Hal böyle iken, piyasalardaki arz edilen her türlü gıda maddesi muhteviyatına bakıldığında maalesef insan sağlığına uygun hilesiz kaliteli gıda maddesi bulabilmek mümkün değil. Bir de hadisenin israf yönü de var ki, evlere şenlik; israf boyutunun ucu açık. Dünyada her gün için 13 milyar insanı doyurabilecek gıda üretilirken, buna karşın her 9 insandan 1’i açlık çekiyor. Herhangi bir yiyeceğe neredeyse hiç erişemeyen 1,8 milyar insan sayısı gün geçtikçe de artıyor. Çöpe atılan gıda bugün dünya çapında yetersiz beslenen 842 milyon insana yetecek miktar boyutunda görünüyor. Söz konusu israfa yol açmamak açısından özellikle koronovirüs kovid-19 pandemisi döneminde alışveriş alışkanlıklarımızı çok iyi belirlemek durumundayız. Alışverişe çıkmadan önce bir liste yapmalı, alışveriş sıklığı azaltılmalı, her alanda olduğu gibi alışverişte de sosyal mesafe kuralına uymalıyız. Tabii alışverişimizi mümkün olduğunca çabuk yapıp hemen eve dönmeli ve eve dönünce de kişisel hijyene itinayla özen göstermeliyiz. Gıdaların etiketinde yazan saklama,

hazırlama muhafaza ve tüketim koşullarına da mutlaka uymak zorundayız. Alınan meyve ve sebzeleri bir süre havalandırıp, akan su altında gerektiği gibi iyice yıkayıp kurutma işleminden  sonra dolaba almalıyız. Ayrıca gıdaların üretilmesi, hazırlanması, depolanması, satışı ve tüketilmesinde iyi hijyen uygulamalarını takip etmek de çok önemli.

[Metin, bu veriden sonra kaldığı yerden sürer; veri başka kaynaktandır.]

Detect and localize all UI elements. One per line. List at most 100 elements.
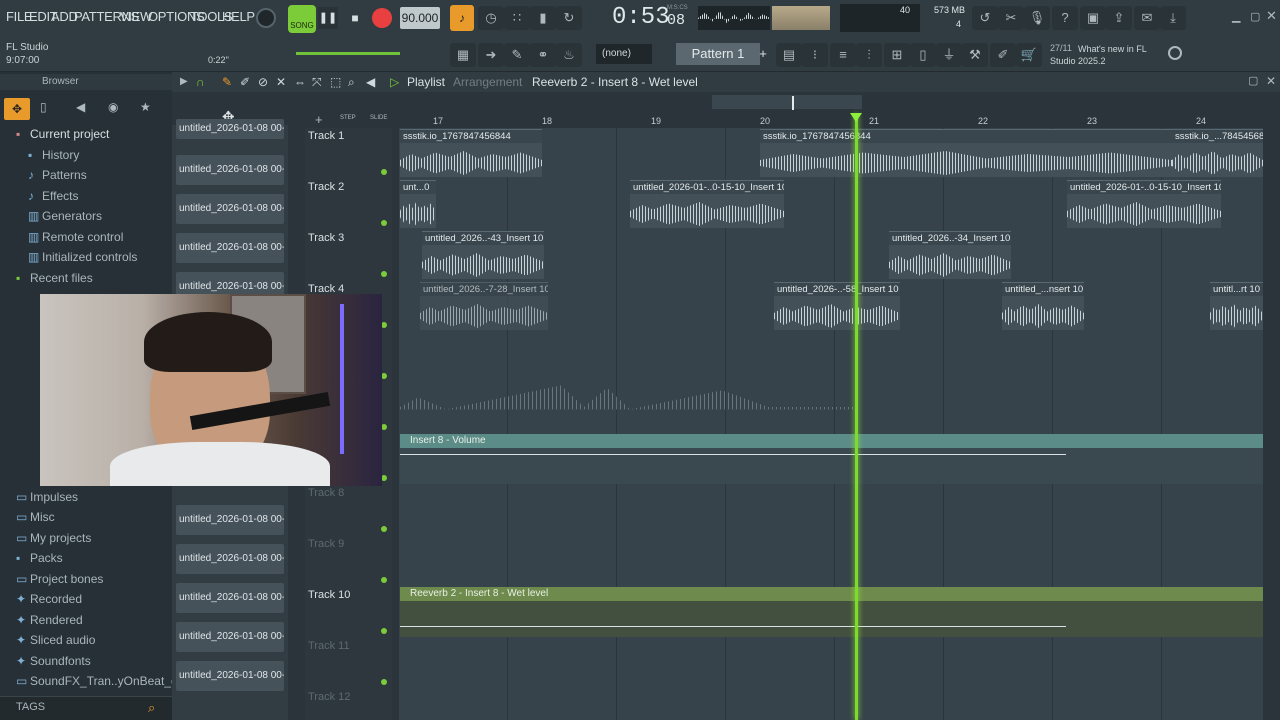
track-mute-led[interactable] bbox=[381, 526, 387, 532]
add-pattern-icon[interactable]: + bbox=[756, 43, 770, 65]
browser-item-soundfx[interactable]: ▭ SoundFX_Tran..yOnBeat_com bbox=[16, 674, 194, 688]
browser-item-recorded[interactable]: ✦ Recorded bbox=[16, 592, 82, 606]
loop-record-icon[interactable]: ↻ bbox=[556, 6, 582, 30]
snap-select[interactable]: (none) bbox=[596, 44, 652, 64]
pause-icon[interactable]: ❚❚ bbox=[318, 7, 338, 29]
song-mode-button[interactable]: SONG bbox=[288, 5, 316, 33]
master-volume-knob[interactable] bbox=[256, 8, 276, 28]
download-icon[interactable]: ⤓ bbox=[1160, 6, 1186, 30]
track-mute-led[interactable] bbox=[381, 271, 387, 277]
browser-files-tab-icon[interactable]: ▯ bbox=[40, 100, 47, 114]
audio-clip[interactable]: untitled_...nsert 10 bbox=[1002, 282, 1084, 330]
browser-favorites-tab-icon[interactable]: ★ bbox=[140, 100, 151, 114]
track-name[interactable]: Track 2 bbox=[308, 181, 344, 193]
browser-item-misc[interactable]: ▭ Misc bbox=[16, 510, 55, 524]
browser-item-rendered[interactable]: ✦ Rendered bbox=[16, 613, 83, 627]
picker-item[interactable]: untitled_2026-01-08 00-... bbox=[176, 622, 284, 652]
browser-item-my-projects[interactable]: ▭ My projects bbox=[16, 531, 91, 545]
piano-roll-icon[interactable]: ▦ bbox=[450, 43, 476, 67]
browser-item-sliced-audio[interactable]: ✦ Sliced audio bbox=[16, 633, 95, 647]
track-name[interactable]: Track 10 bbox=[308, 589, 350, 601]
playlist-scrollbar[interactable] bbox=[1265, 128, 1280, 720]
browser-plugins-tab-icon[interactable]: ◀ bbox=[76, 100, 85, 114]
news-text[interactable]: What's new in FL Studio 2025.2 bbox=[1050, 43, 1160, 67]
audio-clip[interactable]: unt...0 bbox=[400, 180, 436, 228]
audio-clip[interactable]: ssstik.io_1767847456844 bbox=[400, 129, 542, 177]
link-icon[interactable]: ⚭ bbox=[530, 43, 556, 67]
track-mute-led[interactable] bbox=[381, 577, 387, 583]
chat-icon[interactable]: ✉ bbox=[1134, 6, 1160, 30]
audio-clip-muted[interactable]: untitled_2026..-7-28_Insert 10 bbox=[420, 282, 548, 330]
track-name[interactable]: Track 1 bbox=[308, 130, 344, 142]
mic-icon[interactable]: 🎙 bbox=[1024, 6, 1050, 30]
picker-item[interactable]: untitled_2026-01-08 00-... bbox=[176, 194, 284, 224]
main-pitch-slider[interactable] bbox=[296, 52, 400, 55]
browser-item-current-project[interactable]: ▪ Current project bbox=[16, 127, 109, 141]
browser-item-recent-files[interactable]: ▪ Recent files bbox=[16, 271, 93, 285]
browser-all-tab-icon[interactable]: ✥ bbox=[4, 98, 30, 120]
file-icon[interactable]: ▯ bbox=[910, 43, 936, 67]
audio-clip[interactable]: untitled_2026-01-..0-15-10_Insert 10 bbox=[630, 180, 784, 228]
track-name[interactable]: Track 9 bbox=[308, 538, 344, 550]
audio-clip[interactable]: untitled_2026..-43_Insert 10 bbox=[422, 231, 544, 279]
menu-help[interactable]: HELP bbox=[222, 9, 255, 24]
track-mute-led[interactable] bbox=[381, 220, 387, 226]
track-mute-led[interactable] bbox=[381, 679, 387, 685]
paint-tool-icon[interactable]: ✐ bbox=[240, 75, 250, 89]
automation-clip-volume[interactable]: Insert 8 - Volume bbox=[400, 434, 1263, 448]
cut-icon[interactable]: ✂ bbox=[998, 6, 1024, 30]
stamp-icon[interactable]: ♨ bbox=[556, 43, 582, 67]
overview-scroll-thumb[interactable] bbox=[712, 95, 862, 109]
wait-input-icon[interactable]: ◷ bbox=[478, 6, 504, 30]
audio-clip[interactable]: untitled_2026-01-..0-15-10_Insert 10 bbox=[1067, 180, 1221, 228]
save-icon[interactable]: ▣ bbox=[1080, 6, 1106, 30]
playlist-icon[interactable]: ▤ bbox=[776, 43, 802, 67]
audio-clip[interactable]: ssstik.io_1767847456844 bbox=[760, 129, 1172, 177]
record-button[interactable] bbox=[372, 8, 392, 28]
browser-item-effects[interactable]: ♪ Effects bbox=[28, 189, 78, 203]
wrench-icon[interactable]: ⚒ bbox=[962, 43, 988, 67]
playlist-maximize-icon[interactable]: ▢ bbox=[1248, 74, 1258, 87]
track-mute-led[interactable] bbox=[381, 169, 387, 175]
undo-icon[interactable]: ↺ bbox=[972, 6, 998, 30]
export-icon[interactable]: ⇪ bbox=[1106, 6, 1132, 30]
plugin-icon[interactable]: ⏚ bbox=[936, 43, 962, 67]
track-mute-led[interactable] bbox=[381, 628, 387, 634]
minimize-icon[interactable]: ▁ bbox=[1232, 10, 1246, 24]
slice-tool-icon[interactable]: ⤧ bbox=[312, 75, 322, 90]
browser-item-remote-control[interactable]: ▥ Remote control bbox=[28, 230, 123, 244]
countdown-icon[interactable]: ∷ bbox=[504, 6, 530, 30]
track-name[interactable]: Track 8 bbox=[308, 487, 344, 499]
cart-icon[interactable]: 🛒 bbox=[1016, 43, 1042, 67]
magnet-icon[interactable]: ∩ bbox=[196, 75, 205, 89]
track-name[interactable]: Track 11 bbox=[308, 640, 350, 652]
search-icon[interactable]: ⌕ bbox=[148, 700, 164, 716]
speaker-icon[interactable]: ◀ bbox=[366, 75, 375, 89]
playlist-menu-arrow-icon[interactable]: ▶ bbox=[180, 76, 188, 87]
mixer-icon[interactable]: ≡ bbox=[830, 43, 856, 67]
step-edit-icon[interactable]: ▮ bbox=[530, 6, 556, 30]
picker-item[interactable]: untitled_2026-01-08 00-... bbox=[176, 233, 284, 263]
select-tool-icon[interactable]: ⬚ bbox=[330, 75, 341, 89]
browser-icon[interactable]: ⊞ bbox=[884, 43, 910, 67]
close-icon[interactable]: ✕ bbox=[1266, 8, 1280, 23]
playlist-close-icon[interactable]: ✕ bbox=[1266, 74, 1276, 88]
help-icon[interactable]: ? bbox=[1052, 6, 1078, 30]
playhead[interactable] bbox=[855, 114, 858, 720]
playlist-play-icon[interactable]: ▷ bbox=[390, 75, 399, 89]
pattern-select[interactable]: Pattern 1 bbox=[676, 43, 760, 65]
browser-item-generators[interactable]: ▥ Generators bbox=[28, 209, 102, 223]
mixer-sliders-icon[interactable]: ⫶ bbox=[856, 43, 882, 67]
delete-tool-icon[interactable]: ⊘ bbox=[258, 75, 268, 89]
audio-clip[interactable]: untitl...rt 10 bbox=[1210, 282, 1263, 330]
audio-clip[interactable]: untitled_2026..-34_Insert 10 bbox=[889, 231, 1011, 279]
browser-item-project-bones[interactable]: ▭ Project bones bbox=[16, 572, 103, 586]
mute-tool-icon[interactable]: ✕ bbox=[276, 75, 286, 89]
paint-icon[interactable]: ✐ bbox=[990, 43, 1016, 67]
zoom-tool-icon[interactable]: ⌕ bbox=[348, 75, 355, 90]
globe-icon[interactable] bbox=[1168, 46, 1182, 60]
track-name[interactable]: Track 12 bbox=[308, 691, 350, 703]
browser-item-soundfonts[interactable]: ✦ Soundfonts bbox=[16, 654, 91, 668]
browser-item-initialized-controls[interactable]: ▥ Initialized controls bbox=[28, 250, 137, 264]
picker-item[interactable]: untitled_2026-01-08 00-... bbox=[176, 119, 284, 139]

                                *       *       *

Sonuç olarak,yakın dönemde yapılan denetimlerle ilgili Tarım ve Orman Bakanlığı hileli gıdalar listesini de kamuoyuyla paylaştı. Bakanlığın yeni açıkladığı listede taklit veya tağşiş yapıldığı kesinleşen; 69 firmaya ait 136 parti ürün yer alıyor. Böylece ilk kamuoyu duyurusunun yapıldığı 2012 yılından bu yana 1551 firmaya ait 3492 parti ürün hileli gıda tespit edildi. Buna göre; tavuk eti, dana köfte, pişmiş et tantuni gibi gıda ürünlerinde at ve eşek eti tespit edildi. Yoğurtlarda jelatin yanında ayrıca bitkisel yağ bulunurken; Peynirlerde nişasta, süt yağı harici yağa da rastlandı. Listede Alkollü alkolsüz içecekler, arıcılık ürünleri, baharatlar, çaylar, bitkisel yağlar, çikolata kakao ürünleri, et ve et ürünleri, süt ve süt ürünleri ile takviye edici gıdalar da yer alıyor.Bir yandan da baharatlarda, çaylarda boya tespit edildi. Sızma türü zeytinyağlarında da tohum yağları ve trans yağ asitleri bulundu. Merdiven altı gıda üretimi yapanlar da sahnedeki yerlerini koruyor. Gıda Mühendisleri Odasının bu yönde yaptığı açıklamada;” -Ülkemizde özellikle kırmızı et fiyatları ve diğer gıdaların fiyatları dünyadaki gelişmiş ülkelerdeki fiyatların çok üzerinde seyretmekte, halkın büyük kesimi et ve et ürünlerine ulaşamamaktadır. Dolayısıyla bu alanda taklit ve tağşiş giderek artmaktadır.” denilirken; Salgının yüksek seyrettiği bu dönemlerde çiğ, az ya da yarı pişmiş yemek alışkanlıklarından uzak durulmalı, ızgarbir a et, tavuk, balık gibi ürünler iyi pişirilmeli, orta nokta sıcaklığının 68° C olmasına özen gösterilmeli”uyarısının öne çıktığı izleniyor. Özetle konuyla ilgili denetim elemanlarının yetersizliğinin  getirdiği sıkıntı oldukça fazla. İlgili Bakanlığın bu boşluğu da bir şekilde doldurması gerekiyor.